Bira bu kadar uzun geçmişine
rağmen popülaritesinden hiçbir şey kaybetmedi. Tarihe Muhteşem Gabrinus olarak
geçen Belçika Kralı, her gün düzenli olarak iki bardak bira içmesiyle ün
yapmıştı. Aziz Wilhelm’in bira için verdiği olumlu fetva ve 1900’lü yıllarda
biracılık için basılan kartlardaki “Düşün, mayala, tanrı yardım eder.” yazısı
biranın Avrupa’da da toplum yaşamındaki değerinin iki önemli göstergesi…
Günümüzdeki bira sevgisi, dünya
ekonomisinde önemli bir endüstriyi meydana getirdi. Çok büyük markalar doğdu. Bunlardan,
kimisi ülkemizde de bilinenlerden bazıları, ABD’nin Miller’ı, Japonya’nın Kirin
Beer’ı, Hollanda’nın Heineken’i, Danimarka’nın Tuborg’u, Brezilya’nın
Antartica’sı, İrlanda’nın Guinness’i, Almanya’nın Beck’s isimli birası ve
elbette Türkiye’nin Efes Pilsen’idir.
Türkiye’deki bira üretiminin
başlangıcı Cumhuriyet’ten önceye dayanıyor. İsviçreli Bomonti kardeşlerin
Şişli’de açtığı bira işletmesiyle Yunanlı Vasili’nin işletmeleri bilinmektedir.

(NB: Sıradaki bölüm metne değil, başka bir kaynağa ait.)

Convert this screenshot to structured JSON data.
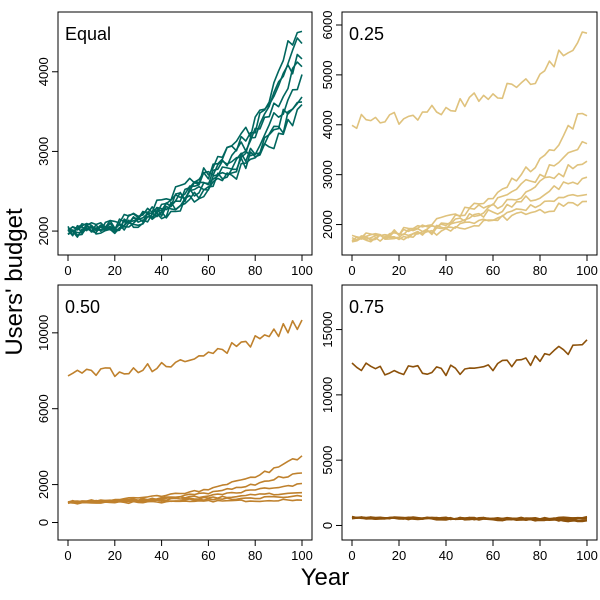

Ancak Vasili, Bomonti ile rekabet edemeyince piyasadan çekilmişti. Cumhuriyet
sonrasında içki üretimi devlet tarafından İçki Tekeli’ne geçti. Bunun için bira
üretimini Polonyalı bir firmaya veren kurum, firma batma tehlikesine girince
üretimi yeniden devralıp 10 yıllık süreyle Bomonti’ye verdi. Böylelikle Bomonti
yeniden bira üretiminde tekel haline gelmişti. Yıllarca Tekel Birası olarak
içilen biranın öyküsü işte bu… 1969 yılında çıkarılan yasayla Türkiye’deki bira
üretimine özel sektör de dâhil oldu.
Bira besin değeri sebebiyle “sıvı
ekmek” olarak da bilinir. Çok yüksek kalorisini ifade etmek için, 1 litre biranın kalori
olarak eşdeğer olduğu gıdalar ve miktarlarını belirtmek gerekiyor. Yaklaşık 5
yumurta, 40 gr. tereyağı, 440 gr. patates… Bu da 400 kalorinin üzerinde bir
enerji demek… Bira çerezsiz içilebilen bir içki olmadığından, birlikte
tüketilmesi muhtemel yiyeceklerin de kalori olarak yüksek olduğunu düşünürsek
biraz dikkat etmekte fayda olduğu sonucunu çıkarırız.
Yaklaşık 9000 yıl önce
Mezopotamya’da doğan bira, yavaş yavaş tüm dünyaya yayılmış, yöntemsel açıdan farklı
bölgelerde bile aynı şekilde üretilerek bir dünya kültürü haline gelmiş oluyor.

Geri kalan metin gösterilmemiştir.